2.00 Uhr. Ich wache auf, weil mein Magen zwickt und poltert. Sprint auf die Toilette. Beim Weg zurück ins Bett kurzer Stopp am Fenster – draußen schüttet es noch immer. Keine guten Aussichten. 5 Stunden später klingelt der Wecker. Müde kämpfe ich mich aus den Federn, von draußen ein mittlerweile nur allzu vertrautes Geräusch: Regen. Beim Gedanken ans Frühstück fängt es tief in der Magengrube wieder an zu poltern. Egal, ich muss was essen, wenn ich heute starten will. Aber will ich das wirklich? Eigentlich nicht. Andererseits: morgen soll das Wetter besser werden und ich liege ganz gut im Rennen. Ich vertage die Entscheidung, erst mal frühstücken. Wider Erwarten schaffe ich es sogar, eine klitzekleine Schale Müsli und eine Semmel runterzuwürgen. Kurzzeitig fühle ich mich besser, ich beschließe zumindest an den heute auf 11 Uhr verschobenen Start zu gehen. Knapp eine Stunde vorher breche ich auf – die netten Specialized-Jungs checken noch kurz Schaltung und Bremsen – und fahre mich ein. Solange ich locker rolle ist alles gut – sobald ich ein wenig Gas gebe, schießt der Puls nach oben und auch der Magen meldet sich deutlich. Mit keinem guten Gefühl reihe ich mich in den Startblock ein – direkt neben Leander, einen holländischen Racer, den ich mittlerweile von einigen Rennen kenne.

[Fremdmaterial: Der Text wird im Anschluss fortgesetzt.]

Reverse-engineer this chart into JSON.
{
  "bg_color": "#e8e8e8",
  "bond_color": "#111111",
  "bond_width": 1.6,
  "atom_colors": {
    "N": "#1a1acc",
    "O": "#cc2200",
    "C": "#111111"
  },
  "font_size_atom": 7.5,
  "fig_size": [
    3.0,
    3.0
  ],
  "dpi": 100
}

Er ist genauso begeistert vom Wetter wie ich, kann aber noch Schokokuchen mampfen. Seinem Magen geht es also offensichtlich besser als meinem. Noch 5 Minuten bis zum Start. Uli verkündet die nasseste Etappe, die es je bei einer Trans-Germany gegeben hat. Nasser als gestern? Kann eigentlich nicht sein. 10 Minuten später weiß ich es besser: Direkt nach dem Start rasen wir in einen Bach, der eigentlich ein Radweg ist. Knietief steht er unter Wasser und ich bin schon wieder durch und durch nass. Egal. Mehr Sorgen machen mir nämlich Magen und Puls: mir ist mittlerweile kotzübel und der Puls ist weit im EB-Bereich – und ich drücke nicht mal aufs Tempo. Dann der erste Anstieg des Tages nach Berwang und plötzlich geht gar nix mehr. Ich werde zuerst langsam, dann muss ich ganz stoppen. Fahrer um Fahrer zieht an mir vorbei und ich denke – wieder mal – ans Aufhören.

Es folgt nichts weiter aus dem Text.